Brazil’s oil firm Petrobas to invest $237 bln for projects
SAO PAULO - The Associated Press
Brazil’s state-run oil company Petrobas has decided to invest $236.7 billion from 2013 to 2017. It aims to increase daily oil production from 2 million barrels to 2.75 million by 2017. REUTERS photoBrazil’s state-run oil company, Petrobas, will invest $236.7 billion from 2013 to 2017, with most of the amount earmarked for exploration and production.
Petrobras said $147.5 billion, or 62 percent of the total, will be spent on exploration and production over the next five years, in a conference call with investors and analysts Petrobras on March 19. It noted that $64.8 billion will be spent on refining, while $9.9 billion will go for natural gas and energy projects.
The company said that daily oil production was expected to rise from 2 million barrels a day in 2013 to 2.75 million barrels by the end of 2017.
‘Pre-salt production’ to dominate total output
Petrobras said that most projects deep below the ocean floor in the so-called pre-salt formation on Brazil’s continental shelf will start up between 2016 and 2017, “leading to production growth acceleration.” It added that pre-salt production will account for 35 percent of total output in 2017.

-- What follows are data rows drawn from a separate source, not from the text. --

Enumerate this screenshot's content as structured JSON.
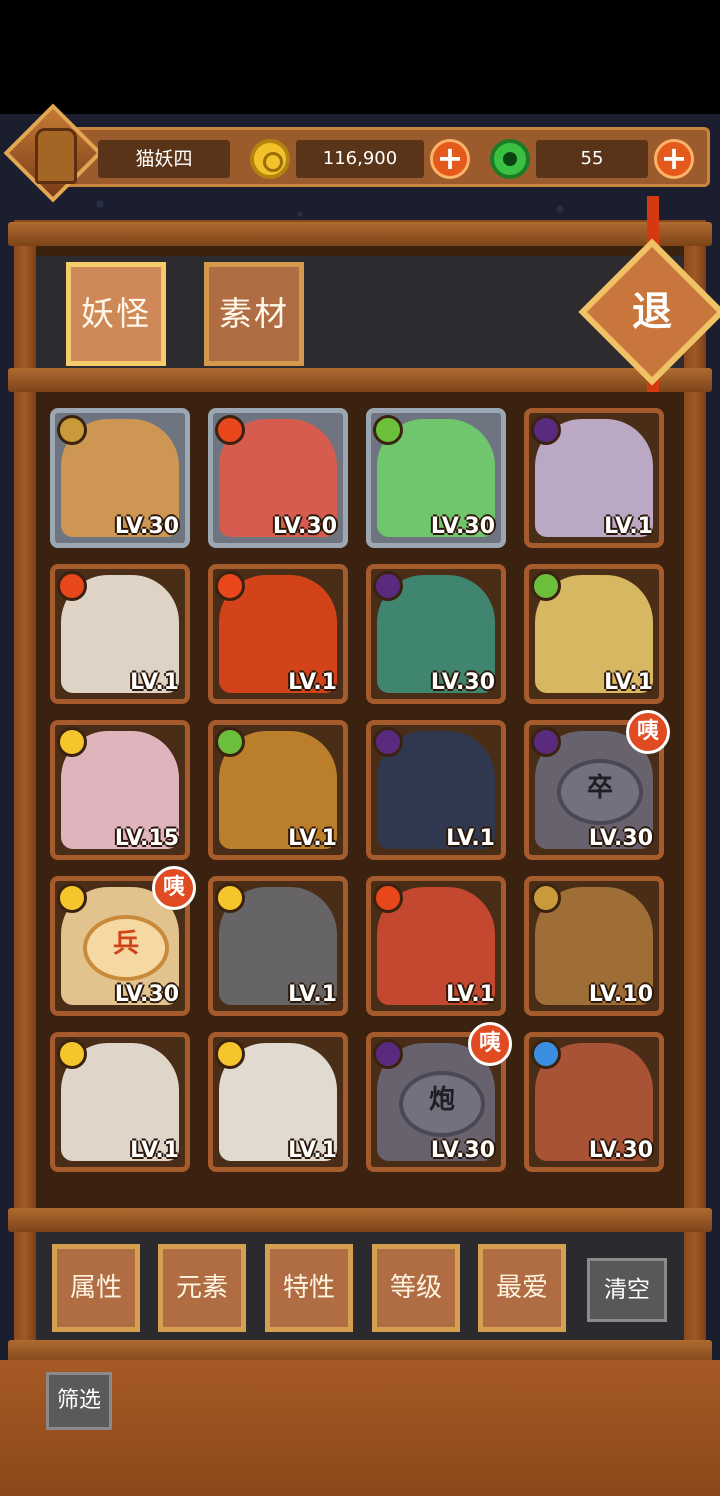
{
  "player": {
    "name": "猫妖四"
  },
  "currency": {
    "gold": "116,900",
    "jade": "55",
    "add_symbol": "+"
  },
  "tabs": [
    {
      "label": "妖怪",
      "active": true
    },
    {
      "label": "素材",
      "active": false
    }
  ],
  "exit_label": "退",
  "cards": [
    {
      "level": "LV.30",
      "element": "earth",
      "frame": "silver",
      "subject": "earth-fairy"
    },
    {
      "level": "LV.30",
      "element": "fire",
      "frame": "silver",
      "subject": "fire-fairy"
    },
    {
      "level": "LV.30",
      "element": "wood",
      "frame": "silver",
      "subject": "wood-fairy"
    },
    {
      "level": "LV.1",
      "element": "dark",
      "frame": "wood",
      "subject": "pig"
    },
    {
      "level": "LV.1",
      "element": "fire",
      "frame": "wood",
      "subject": "horse"
    },
    {
      "level": "LV.1",
      "element": "fire",
      "frame": "wood",
      "subject": "phoenix"
    },
    {
      "level": "LV.30",
      "element": "dark",
      "frame": "wood",
      "subject": "green-hair-girl"
    },
    {
      "level": "LV.1",
      "element": "wood",
      "frame": "wood",
      "subject": "blonde-girl"
    },
    {
      "level": "LV.15",
      "element": "light",
      "frame": "wood",
      "subject": "rabbit-hood"
    },
    {
      "level": "LV.1",
      "element": "wood",
      "frame": "wood",
      "subject": "monkey-king"
    },
    {
      "level": "LV.1",
      "element": "dark",
      "frame": "wood",
      "subject": "wolf-warrior"
    },
    {
      "level": "LV.30",
      "element": "dark",
      "frame": "wood",
      "subject": "chess-zu",
      "piece": "卒",
      "badge": "咦"
    },
    {
      "level": "LV.30",
      "element": "light",
      "frame": "wood",
      "subject": "chess-bing",
      "piece": "兵",
      "badge": "咦"
    },
    {
      "level": "LV.1",
      "element": "light",
      "frame": "wood",
      "subject": "seal"
    },
    {
      "level": "LV.1",
      "element": "fire",
      "frame": "wood",
      "subject": "red-hair-cat"
    },
    {
      "level": "LV.10",
      "element": "earth",
      "frame": "wood",
      "subject": "snail-kid"
    },
    {
      "level": "LV.1",
      "element": "light",
      "frame": "wood",
      "subject": "old-sage"
    },
    {
      "level": "LV.1",
      "element": "light",
      "frame": "wood",
      "subject": "white-dog"
    },
    {
      "level": "LV.30",
      "element": "dark",
      "frame": "wood",
      "subject": "chess-pao",
      "piece": "炮",
      "badge": "咦"
    },
    {
      "level": "LV.30",
      "element": "water",
      "frame": "wood",
      "subject": "sausage"
    }
  ],
  "filters": [
    {
      "label": "属性"
    },
    {
      "label": "元素"
    },
    {
      "label": "特性"
    },
    {
      "label": "等级"
    },
    {
      "label": "最爱"
    }
  ],
  "clear_label": "清空",
  "screen_label": "筛选",
  "colors": {
    "fire": "#e8461b",
    "wood": "#6bbf3a",
    "dark": "#5a2a7e",
    "light": "#f5c52c",
    "earth": "#c99a3a",
    "water": "#3a8fe0"
  }
}
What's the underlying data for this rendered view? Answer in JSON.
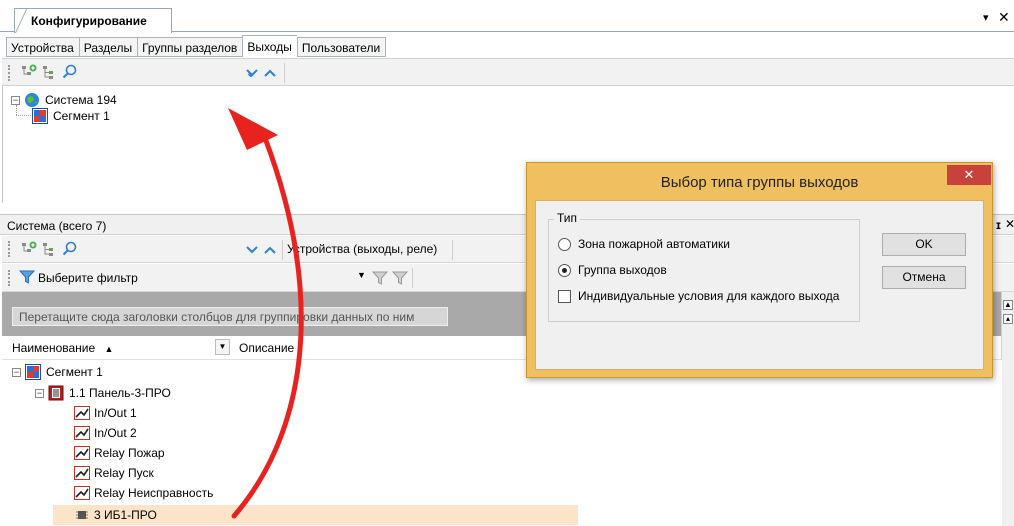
{
  "document_tab": {
    "title": "Конфигурирование",
    "pin_glyph": "▾",
    "close_glyph": "✕"
  },
  "tabs": [
    {
      "label": "Устройства",
      "active": false
    },
    {
      "label": "Разделы",
      "active": false
    },
    {
      "label": "Группы разделов",
      "active": false
    },
    {
      "label": "Выходы",
      "active": true
    },
    {
      "label": "Пользователи",
      "active": false
    }
  ],
  "top_tree": {
    "items": [
      {
        "label": "Система 194",
        "icon": "globe-icon",
        "expander": "−"
      },
      {
        "label": "Сегмент 1",
        "icon": "segment-icon"
      }
    ]
  },
  "system_panel": {
    "title": "Система (всего 7)",
    "devices_dropdown": "Устройства (выходы, реле)",
    "filter_label": "Выберите фильтр",
    "group_hint": "Перетащите сюда заголовки столбцов для группировки данных по ним",
    "columns": {
      "name": "Наименование",
      "sort_glyph": "▲",
      "description": "Описание"
    },
    "tree": [
      {
        "label": "Сегмент 1",
        "icon": "segment-icon",
        "level": 0,
        "expander": "−"
      },
      {
        "label": "1.1 Панель-3-ПРО",
        "icon": "panel-icon",
        "level": 1,
        "expander": "−"
      },
      {
        "label": "In/Out 1",
        "icon": "relay-icon",
        "level": 2
      },
      {
        "label": "In/Out 2",
        "icon": "relay-icon",
        "level": 2
      },
      {
        "label": "Relay Пожар",
        "icon": "relay-icon",
        "level": 2
      },
      {
        "label": "Relay Пуск",
        "icon": "relay-icon",
        "level": 2
      },
      {
        "label": "Relay Неисправность",
        "icon": "relay-icon",
        "level": 2
      },
      {
        "label": "3 ИБ1-ПРО",
        "icon": "module-icon",
        "level": 2,
        "selected": true
      }
    ]
  },
  "dialog": {
    "title": "Выбор типа группы выходов",
    "close_glyph": "✕",
    "group_label": "Тип",
    "options": [
      {
        "label": "Зона пожарной автоматики",
        "checked": false
      },
      {
        "label": "Группа выходов",
        "checked": true
      }
    ],
    "checkbox_label": "Индивидуальные условия для каждого выхода",
    "checkbox_checked": false,
    "ok_label": "OK",
    "cancel_label": "Отмена"
  },
  "colors": {
    "dialog_frame": "#f0c060",
    "dialog_close": "#c8413a",
    "selection": "#fbe4c8",
    "annotation_arrow": "#e8231f",
    "accent_chevron": "#2f7ed8"
  }
}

Brazil has discovered billions of barrels of oil in offshore fields over the past few years, mostly in deep, pre-salt fields off its southeastern coast.
Most of the oil deposits lie more than a mile below the ocean’s surface and under an additional 2.5 miles of earth and salt. Experts have estimated the area could hold as much as 55 billion barrels.

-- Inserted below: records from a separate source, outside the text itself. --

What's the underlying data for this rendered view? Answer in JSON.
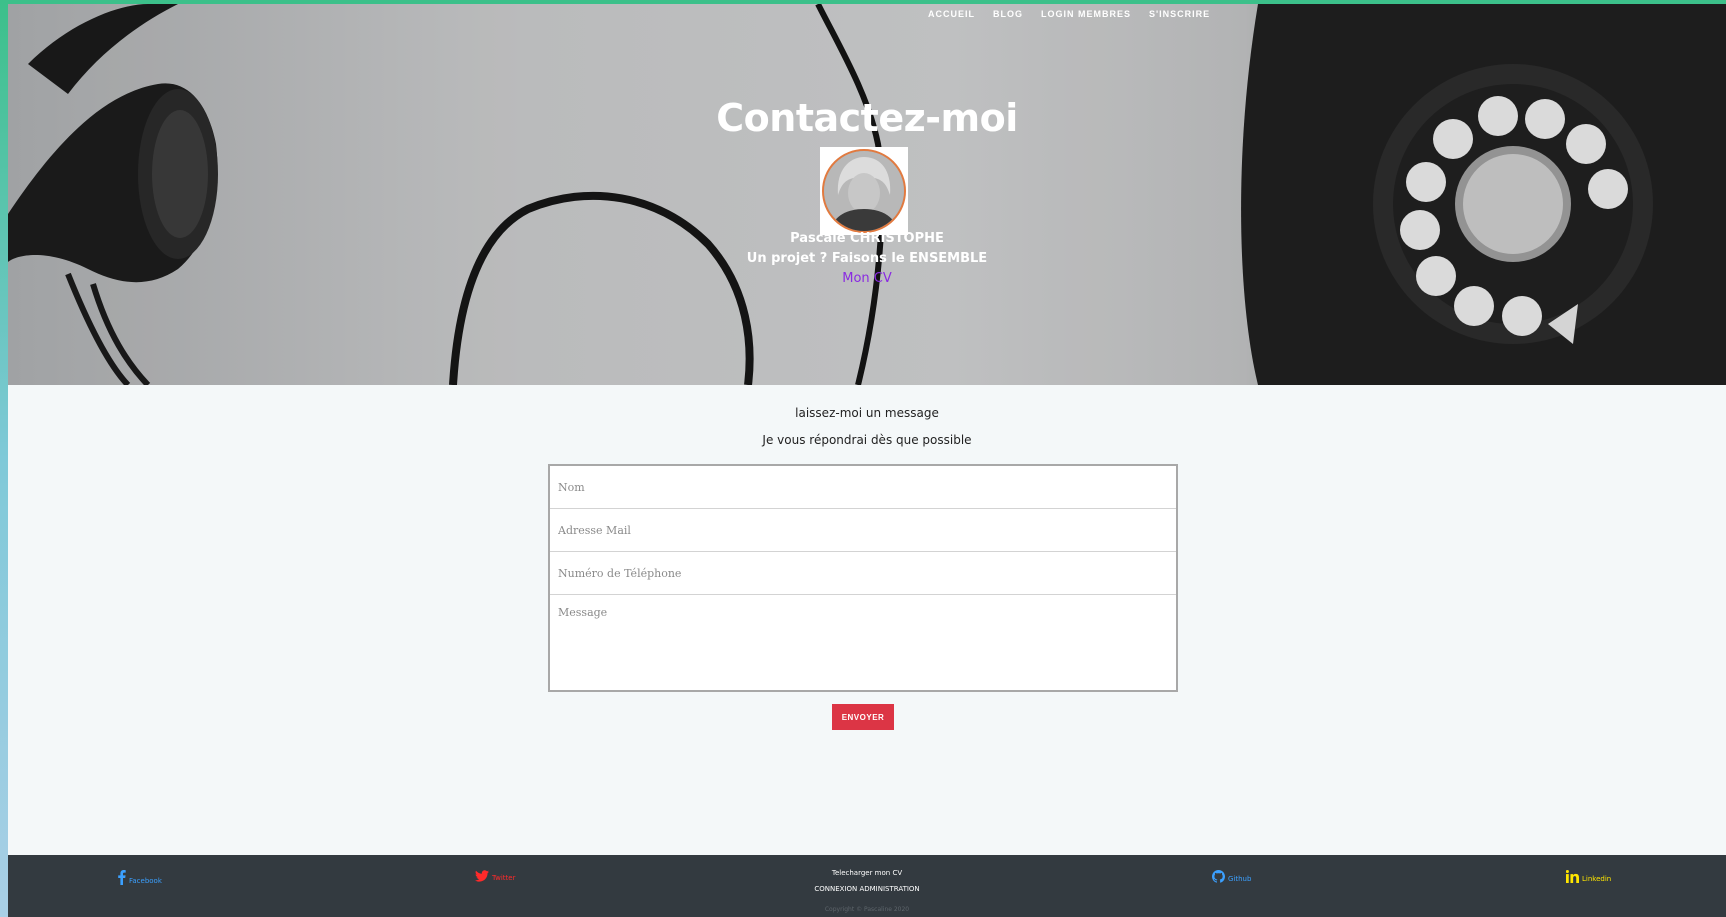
{
  "nav": {
    "items": [
      "ACCUEIL",
      "BLOG",
      "LOGIN MEMBRES",
      "S'INSCRIRE"
    ]
  },
  "hero": {
    "title": "Contactez-moi",
    "name": "Pascale CHRISTOPHE",
    "tagline": "Un projet ? Faisons le ENSEMBLE",
    "cv_link": "Mon CV"
  },
  "contact": {
    "intro": "laissez-moi un message",
    "subintro": "Je vous répondrai dès que possible",
    "fields": {
      "name_placeholder": "Nom",
      "email_placeholder": "Adresse Mail",
      "phone_placeholder": "Numéro de Téléphone",
      "message_placeholder": "Message"
    },
    "submit_label": "ENVOYER"
  },
  "footer": {
    "facebook": "Facebook",
    "twitter": "Twitter",
    "cv_download": "Telecharger mon CV",
    "admin": "CONNEXION ADMINISTRATION",
    "github": "Github",
    "linkedin": "Linkedin",
    "copyright": "Copyright © Pascaline 2020"
  },
  "icons": {
    "facebook": "facebook-icon",
    "twitter": "twitter-icon",
    "github": "github-icon",
    "linkedin": "linkedin-icon"
  },
  "colors": {
    "accent_button": "#dc3545",
    "cv_link": "#8a2be2",
    "footer_bg": "#333a40",
    "facebook": "#3ba0ff",
    "twitter": "#ff2a2a",
    "github": "#3ba0ff",
    "linkedin": "#ffe600"
  }
}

The Supreme Court temporarily suspended the enactment of a new law that cuts royalties to producing states and threatens Rio de Janeiro’s ability to host the 2016 Olympics on March 18. The full court is expected to take up the matter next month.
Supreme Court Justice Carmen Lucia suspended the law after the country’s top oil producers, Rio de Janeiro, Espirito Santo and Sao Paulo states, last week filed appeals against the law with the Supreme Court, claiming it was unconstitutional because it breaches existing production contracts.
The law that went into effect on March 15 gives a greater share of royalty revenues from Brazil’s vast oil fields to non-producing states.
The new law shares oil royalties, from existing and future drilling and production concessions, more evenly among all of Brazil’s 27 states. Officials in Rio de Janeiro, the largest producing state, have said the law will deprive Rio of $1.7 billion in 2013 alone, endangering preparations for the 2014 World Cup and the 2016 Olympics. Rio state Gov. Sergio Cabral said the law would bankrupt the state and many of its municipal governments, 87 percent of which depend on oil-generated revenues. The Espirito Santo governor, Renato Casagrande, has said his state stands to lose more than $5 billion over the next seven years.